Em bom português: criaram um sistema em que a imigração não é uma solução — é uma dependência. Uma dependência que permite que o preço do trabalho continue no subsolo e que os portugueses, esses ingratos, emigrem para sítios onde lhes pagam decentemente.
Mas, e os números do Banco de Portugal?
Paulo Ferreira agarra-se a números como quem se agarra a uma bóia no meio do oceano. Sim, há quase meio milhão de estrangeiros a trabalhar em Portugal. E então? Isso prova o quê? Que Portugal se tornou num mercado de trabalho de salários baixos e alojamento inexistente? Prova. Que não há alternativa? Não prova.
Aliás, há: pagando salários europeus num país europeu. Porque Portugal, ao que consta, ainda é na Europa — embora alguns comentadores pareçam sonhar com a glória tropical dos anos 70: salários de miséria, mão-de-obra importada e elites satisfeitas.

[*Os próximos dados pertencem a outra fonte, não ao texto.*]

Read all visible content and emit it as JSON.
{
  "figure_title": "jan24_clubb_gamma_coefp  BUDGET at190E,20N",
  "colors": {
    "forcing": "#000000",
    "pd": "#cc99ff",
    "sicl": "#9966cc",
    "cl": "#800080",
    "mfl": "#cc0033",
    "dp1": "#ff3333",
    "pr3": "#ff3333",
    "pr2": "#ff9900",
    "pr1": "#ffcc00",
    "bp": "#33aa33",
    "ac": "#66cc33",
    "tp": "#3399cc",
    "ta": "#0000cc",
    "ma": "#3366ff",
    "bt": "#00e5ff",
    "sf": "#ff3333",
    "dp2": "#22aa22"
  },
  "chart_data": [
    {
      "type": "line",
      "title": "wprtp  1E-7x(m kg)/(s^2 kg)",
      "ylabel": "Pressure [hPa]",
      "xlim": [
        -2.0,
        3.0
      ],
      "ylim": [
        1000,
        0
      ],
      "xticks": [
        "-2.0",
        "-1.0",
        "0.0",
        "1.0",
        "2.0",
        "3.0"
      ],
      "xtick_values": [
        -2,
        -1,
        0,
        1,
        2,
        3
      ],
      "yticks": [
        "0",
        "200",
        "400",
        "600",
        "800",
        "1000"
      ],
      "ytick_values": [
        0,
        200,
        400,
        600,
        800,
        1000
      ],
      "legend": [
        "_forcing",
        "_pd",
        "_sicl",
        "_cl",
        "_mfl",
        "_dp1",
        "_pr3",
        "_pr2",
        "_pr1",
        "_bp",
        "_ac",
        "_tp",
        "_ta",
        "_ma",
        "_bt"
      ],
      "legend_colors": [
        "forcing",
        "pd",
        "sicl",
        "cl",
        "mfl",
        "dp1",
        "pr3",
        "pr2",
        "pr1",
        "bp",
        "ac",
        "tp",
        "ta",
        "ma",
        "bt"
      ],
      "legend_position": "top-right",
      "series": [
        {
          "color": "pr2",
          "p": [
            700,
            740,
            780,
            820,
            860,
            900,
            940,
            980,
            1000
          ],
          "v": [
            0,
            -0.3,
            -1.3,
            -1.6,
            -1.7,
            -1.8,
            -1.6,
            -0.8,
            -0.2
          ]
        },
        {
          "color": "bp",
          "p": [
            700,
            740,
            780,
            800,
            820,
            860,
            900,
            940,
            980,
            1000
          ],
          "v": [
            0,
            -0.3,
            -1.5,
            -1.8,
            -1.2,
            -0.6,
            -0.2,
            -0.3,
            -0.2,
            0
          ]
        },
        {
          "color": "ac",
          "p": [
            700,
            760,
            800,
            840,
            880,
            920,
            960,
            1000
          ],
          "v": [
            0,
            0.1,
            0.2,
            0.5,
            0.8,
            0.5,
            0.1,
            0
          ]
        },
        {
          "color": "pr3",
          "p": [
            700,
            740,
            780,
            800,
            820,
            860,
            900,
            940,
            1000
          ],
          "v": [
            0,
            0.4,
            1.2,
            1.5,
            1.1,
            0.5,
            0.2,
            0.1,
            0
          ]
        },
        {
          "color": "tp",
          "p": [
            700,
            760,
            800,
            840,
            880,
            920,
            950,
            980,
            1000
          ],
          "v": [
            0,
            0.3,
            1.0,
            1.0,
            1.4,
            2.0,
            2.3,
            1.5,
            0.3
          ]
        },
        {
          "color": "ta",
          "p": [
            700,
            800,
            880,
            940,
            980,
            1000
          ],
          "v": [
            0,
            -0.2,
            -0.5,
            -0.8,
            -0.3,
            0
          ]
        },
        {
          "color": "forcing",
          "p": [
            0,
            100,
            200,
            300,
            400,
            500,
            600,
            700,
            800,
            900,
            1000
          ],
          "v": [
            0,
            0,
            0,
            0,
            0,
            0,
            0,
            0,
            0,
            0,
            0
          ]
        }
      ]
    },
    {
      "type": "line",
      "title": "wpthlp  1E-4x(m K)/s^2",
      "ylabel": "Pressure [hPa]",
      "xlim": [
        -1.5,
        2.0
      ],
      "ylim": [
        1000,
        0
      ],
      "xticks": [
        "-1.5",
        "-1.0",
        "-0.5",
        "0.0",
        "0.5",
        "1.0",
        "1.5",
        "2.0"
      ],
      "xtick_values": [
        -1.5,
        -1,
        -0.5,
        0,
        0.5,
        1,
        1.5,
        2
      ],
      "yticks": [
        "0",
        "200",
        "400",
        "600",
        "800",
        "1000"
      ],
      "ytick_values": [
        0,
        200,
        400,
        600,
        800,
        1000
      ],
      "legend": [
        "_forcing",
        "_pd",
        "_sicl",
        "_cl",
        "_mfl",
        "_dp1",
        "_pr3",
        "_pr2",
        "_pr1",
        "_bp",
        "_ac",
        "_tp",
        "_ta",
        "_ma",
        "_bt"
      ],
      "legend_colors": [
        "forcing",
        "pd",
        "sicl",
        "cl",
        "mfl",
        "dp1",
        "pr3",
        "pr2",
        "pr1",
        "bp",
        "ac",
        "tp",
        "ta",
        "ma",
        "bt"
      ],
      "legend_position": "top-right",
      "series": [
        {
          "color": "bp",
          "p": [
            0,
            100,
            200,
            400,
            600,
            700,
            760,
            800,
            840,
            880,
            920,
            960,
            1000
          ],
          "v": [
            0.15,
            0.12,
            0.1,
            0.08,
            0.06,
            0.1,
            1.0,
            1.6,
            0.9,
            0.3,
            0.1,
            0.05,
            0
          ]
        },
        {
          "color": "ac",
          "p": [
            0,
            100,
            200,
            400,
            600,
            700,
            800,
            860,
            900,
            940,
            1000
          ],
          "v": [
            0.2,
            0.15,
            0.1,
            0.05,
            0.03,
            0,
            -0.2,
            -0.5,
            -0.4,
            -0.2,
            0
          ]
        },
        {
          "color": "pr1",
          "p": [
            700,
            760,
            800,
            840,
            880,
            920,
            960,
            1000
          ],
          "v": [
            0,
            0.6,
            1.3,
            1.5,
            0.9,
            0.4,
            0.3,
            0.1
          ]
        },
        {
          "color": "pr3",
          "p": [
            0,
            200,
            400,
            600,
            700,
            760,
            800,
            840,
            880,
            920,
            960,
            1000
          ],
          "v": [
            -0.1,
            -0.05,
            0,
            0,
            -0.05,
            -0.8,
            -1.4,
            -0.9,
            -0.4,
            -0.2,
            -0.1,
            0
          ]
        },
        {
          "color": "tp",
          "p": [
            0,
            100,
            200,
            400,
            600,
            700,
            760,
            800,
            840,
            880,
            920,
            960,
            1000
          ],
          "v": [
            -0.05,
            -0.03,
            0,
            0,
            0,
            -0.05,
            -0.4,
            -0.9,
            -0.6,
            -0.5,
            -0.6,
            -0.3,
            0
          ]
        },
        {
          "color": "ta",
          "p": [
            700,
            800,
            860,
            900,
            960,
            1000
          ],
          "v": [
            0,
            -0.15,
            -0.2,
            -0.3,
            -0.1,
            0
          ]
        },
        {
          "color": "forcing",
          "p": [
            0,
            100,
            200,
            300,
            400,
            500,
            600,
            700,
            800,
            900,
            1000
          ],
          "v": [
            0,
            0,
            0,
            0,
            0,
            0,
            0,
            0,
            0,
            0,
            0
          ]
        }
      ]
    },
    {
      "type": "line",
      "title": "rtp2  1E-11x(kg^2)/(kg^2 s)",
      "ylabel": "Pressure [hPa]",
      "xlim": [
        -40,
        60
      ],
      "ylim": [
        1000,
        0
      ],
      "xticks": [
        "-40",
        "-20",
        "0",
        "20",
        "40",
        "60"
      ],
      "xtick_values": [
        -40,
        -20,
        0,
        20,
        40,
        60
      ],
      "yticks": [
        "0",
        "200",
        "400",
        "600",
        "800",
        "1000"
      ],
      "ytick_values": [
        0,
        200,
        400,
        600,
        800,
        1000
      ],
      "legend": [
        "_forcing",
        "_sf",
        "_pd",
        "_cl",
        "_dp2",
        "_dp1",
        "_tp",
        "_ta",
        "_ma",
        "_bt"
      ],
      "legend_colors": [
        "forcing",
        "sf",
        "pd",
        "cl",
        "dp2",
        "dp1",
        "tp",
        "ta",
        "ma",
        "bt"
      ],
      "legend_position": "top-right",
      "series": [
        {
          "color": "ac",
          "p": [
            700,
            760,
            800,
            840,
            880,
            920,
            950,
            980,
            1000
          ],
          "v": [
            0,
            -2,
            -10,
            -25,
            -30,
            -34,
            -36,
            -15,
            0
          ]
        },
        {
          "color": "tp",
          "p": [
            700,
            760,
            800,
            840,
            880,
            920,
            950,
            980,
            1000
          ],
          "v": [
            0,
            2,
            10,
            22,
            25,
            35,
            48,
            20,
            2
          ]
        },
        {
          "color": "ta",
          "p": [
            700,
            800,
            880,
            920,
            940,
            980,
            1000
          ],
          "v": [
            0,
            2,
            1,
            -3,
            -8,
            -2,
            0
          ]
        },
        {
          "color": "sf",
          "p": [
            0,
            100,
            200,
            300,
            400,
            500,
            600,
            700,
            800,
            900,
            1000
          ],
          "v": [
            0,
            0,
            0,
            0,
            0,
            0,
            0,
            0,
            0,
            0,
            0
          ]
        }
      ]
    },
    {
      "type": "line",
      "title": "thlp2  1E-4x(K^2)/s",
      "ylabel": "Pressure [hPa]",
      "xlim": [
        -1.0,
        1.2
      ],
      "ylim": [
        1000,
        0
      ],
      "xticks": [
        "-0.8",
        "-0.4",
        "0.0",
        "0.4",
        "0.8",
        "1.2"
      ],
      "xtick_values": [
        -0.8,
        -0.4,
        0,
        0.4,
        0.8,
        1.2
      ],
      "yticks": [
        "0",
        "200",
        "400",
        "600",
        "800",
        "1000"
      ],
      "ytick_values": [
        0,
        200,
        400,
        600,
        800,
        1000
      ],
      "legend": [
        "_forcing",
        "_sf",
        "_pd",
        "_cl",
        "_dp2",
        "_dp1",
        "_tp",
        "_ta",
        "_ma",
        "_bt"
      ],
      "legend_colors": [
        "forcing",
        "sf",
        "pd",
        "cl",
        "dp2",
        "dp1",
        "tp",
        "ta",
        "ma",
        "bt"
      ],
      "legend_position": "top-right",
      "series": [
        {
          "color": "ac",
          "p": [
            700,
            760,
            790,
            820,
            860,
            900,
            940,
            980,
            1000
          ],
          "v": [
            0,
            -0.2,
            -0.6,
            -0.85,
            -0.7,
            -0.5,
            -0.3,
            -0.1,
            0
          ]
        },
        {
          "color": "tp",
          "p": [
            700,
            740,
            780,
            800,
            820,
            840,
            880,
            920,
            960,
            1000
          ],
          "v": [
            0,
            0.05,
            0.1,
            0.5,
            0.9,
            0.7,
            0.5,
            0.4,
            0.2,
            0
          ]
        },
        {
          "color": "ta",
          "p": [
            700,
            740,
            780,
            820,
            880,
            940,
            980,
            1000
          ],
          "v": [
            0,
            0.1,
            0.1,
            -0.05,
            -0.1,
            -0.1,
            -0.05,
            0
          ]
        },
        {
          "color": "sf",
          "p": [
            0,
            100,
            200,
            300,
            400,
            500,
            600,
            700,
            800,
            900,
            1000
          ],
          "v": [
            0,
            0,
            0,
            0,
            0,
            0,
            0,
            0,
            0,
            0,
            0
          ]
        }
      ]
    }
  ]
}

Mas, Ventura quer acabar com o RSI?
Paulo insinua. Não prova. E como todos os bons insinuadores, lança a pergunta e deixa no ar. É o truque do vendedor de meias usadas: finge que é novo, mas cheira a velho.
O ponto de Ventura é outro: se pagarmos salários dignos, se reduzirmos a cultura da dependência subsidiária e se trouxermos portugueses que querem trabalhar — temos uma base laboral própria. Isso não é populismo. Chama-se estratégia nacional.
Produtividade! Produtividade!
Ah, a palavra mágica dos economistas de bolso. Os salários são baixos porque a produtividade é baixa.” Claro, e a produtividade é baixa porque os salários são baixos — círculo perfeito para justificar o imobilismo.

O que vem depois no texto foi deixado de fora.